One of the greatest and potentially lethal challenges that face many is the lack of clean water: more than 14 million Yemenis can’t access clean water—and before International Medical Corps intervened, the inhabitants of the remote village of Al-Saeeda were among them.
The village’s one well, a potential source of life and hope, had instead become the source of nightmares for the children of the village: years of neglect created exposed edges had resulted in repeated incidents of women and children falling into the well. Some of them never came back.
What should have been a symbol of relief from a challenging and often dangerous life had become instead another obstacle to overcome for villagers. Not only was getting the water from the well physically dangerous, but the water itself was often dangerous due to contamination.
A change was needed—and International Medical Corps, which has had a strong presence in Yemen since 2012, stepped in to make it happen.
Our team protected and covered the well, and installed a solar-powered pump. Now, instead of encountering danger at the well, villagers are welcomed by a custom-built, safe water point that includes a water tank and faucets alongside a drinking basin for livestock.

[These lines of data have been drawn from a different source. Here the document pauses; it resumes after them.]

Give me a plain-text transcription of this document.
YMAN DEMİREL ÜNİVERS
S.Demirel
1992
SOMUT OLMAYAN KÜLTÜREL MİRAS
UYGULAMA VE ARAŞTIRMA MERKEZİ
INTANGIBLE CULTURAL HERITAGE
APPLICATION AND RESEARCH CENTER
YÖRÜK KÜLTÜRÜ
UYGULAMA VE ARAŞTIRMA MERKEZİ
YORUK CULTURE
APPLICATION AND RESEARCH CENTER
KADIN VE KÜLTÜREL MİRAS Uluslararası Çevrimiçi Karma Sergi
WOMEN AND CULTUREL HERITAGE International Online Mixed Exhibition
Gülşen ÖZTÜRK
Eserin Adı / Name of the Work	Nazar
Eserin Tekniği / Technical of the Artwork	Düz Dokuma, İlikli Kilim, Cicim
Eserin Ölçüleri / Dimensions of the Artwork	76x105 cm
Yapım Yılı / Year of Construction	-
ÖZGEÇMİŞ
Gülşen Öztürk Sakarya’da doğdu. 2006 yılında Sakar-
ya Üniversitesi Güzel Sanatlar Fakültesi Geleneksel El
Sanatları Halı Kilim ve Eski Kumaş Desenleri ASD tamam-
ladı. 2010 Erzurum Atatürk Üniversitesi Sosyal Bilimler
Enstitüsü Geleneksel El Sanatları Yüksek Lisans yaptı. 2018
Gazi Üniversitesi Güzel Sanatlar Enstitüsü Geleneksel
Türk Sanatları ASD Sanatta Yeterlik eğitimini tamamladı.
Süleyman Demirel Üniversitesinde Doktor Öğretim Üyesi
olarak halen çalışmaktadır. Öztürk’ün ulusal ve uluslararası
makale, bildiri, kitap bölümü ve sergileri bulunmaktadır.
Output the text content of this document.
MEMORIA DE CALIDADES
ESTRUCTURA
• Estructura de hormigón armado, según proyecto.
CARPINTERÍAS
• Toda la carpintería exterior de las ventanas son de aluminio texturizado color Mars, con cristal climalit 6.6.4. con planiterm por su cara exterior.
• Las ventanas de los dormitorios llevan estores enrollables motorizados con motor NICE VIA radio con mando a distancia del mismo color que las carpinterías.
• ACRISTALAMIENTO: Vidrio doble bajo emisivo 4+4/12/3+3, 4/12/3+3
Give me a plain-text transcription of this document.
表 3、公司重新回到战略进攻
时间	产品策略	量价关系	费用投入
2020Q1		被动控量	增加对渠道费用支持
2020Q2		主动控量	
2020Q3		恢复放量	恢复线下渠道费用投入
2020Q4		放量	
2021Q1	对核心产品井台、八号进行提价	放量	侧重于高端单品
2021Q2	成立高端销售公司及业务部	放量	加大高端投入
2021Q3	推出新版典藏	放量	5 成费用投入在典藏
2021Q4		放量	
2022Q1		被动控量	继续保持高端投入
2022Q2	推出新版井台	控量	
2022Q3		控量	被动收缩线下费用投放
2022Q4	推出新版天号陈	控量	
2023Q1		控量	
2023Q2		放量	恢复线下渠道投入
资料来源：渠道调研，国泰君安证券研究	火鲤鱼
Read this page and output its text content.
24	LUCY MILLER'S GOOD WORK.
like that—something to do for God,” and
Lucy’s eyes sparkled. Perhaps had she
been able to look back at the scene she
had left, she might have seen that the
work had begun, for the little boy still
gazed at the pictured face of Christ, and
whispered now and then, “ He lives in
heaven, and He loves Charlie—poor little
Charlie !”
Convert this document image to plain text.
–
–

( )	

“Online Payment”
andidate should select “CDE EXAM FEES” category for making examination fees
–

Our intervention, funded by USAID, eliminates the hazardous rope-and-bucket method used previously to fetch underground water (which sometimes led to falls) and reduces the risk of waterborne disease from an uncovered well.
The International Medical Corps team provided training to a committee of local leaders who now have the tools to maintain the well and provide clean water, using chlorine tablets provided, and the knowledge to ensure that the well stays in good condition for generations to come.
Rehabilitating the well has not only established a safe and reliable source of water for the people of Al-Saeeda, it has removed the emotionally fatiguing fear that accompanied a trip to the well. The nightmares have subsided, and a child from the village can now confidently say, “I will not fall into this well today.”